National Treasury has directed state corporations to re-submit their 2024–2025 recurrent expenditure budget, which has been rationalized to a level that is not more than 70 percent of the approved 2023–2024 budget.
Treasury Cabinet Secretary Njuguna Ndung’u stated that the recurrent expenditure budget should be re-submitted through the Government Investments Management Information System (GIMIS) by April 2, 2024.
“Every State Corporation should re-submit its 2024/2025 FY recurrent expenditure budget. All submitted 2024/2025 FY budgets by State Corporations have been reverted to respective Corporations for rationalization and should be re-submitted through GIMIS by April 2 2024,” noted Njuguna CS Treasury.
The Treasury, under its new policy measures to enhance state corporations’ revenue generation and expenditure rationalization, further directed state corporations not to fund operations or purchase capital items for Ministries, Departments, State Corporations, and Agencies (MDA).
“No State Corporation shall pay for individual or corporate club membership fee or annual subscriptions with effect from the date of this circular.”
CS Njuguna said all board expenses, including payment of sitting allowances, daily subsistence, and domestic and foreign travel, should not be expensed from the approved board expenses budget.
“It is irregular for any State Corporation to expense any Board activity to other Votes other than from the approved Board expenses budget,” he said.
State corporations were also urged not to implement new projects without fresh written approval from the Treasury.

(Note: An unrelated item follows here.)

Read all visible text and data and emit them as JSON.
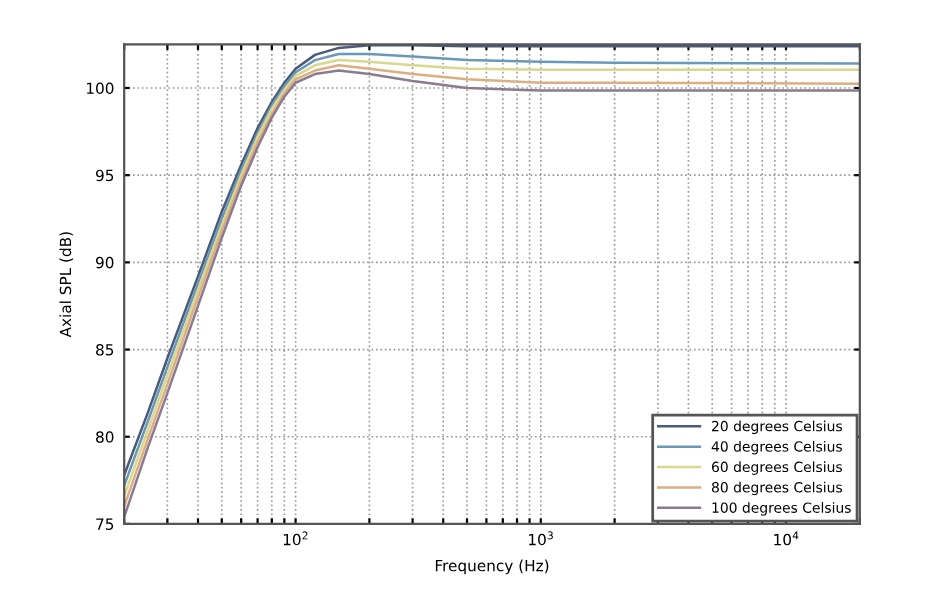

On March 18, 2024, the government issued a directive demanding that state corporations suspend and immediately cease the procurement, printing, and production of corporate wear, including T-shirts, shirts, tracksuits, and any other branded items.
The state embarked on its fiscal consolidation efforts geared towards enhancing revenues and expenditure control as well as ensuring adequate resources for the provision of critical government services.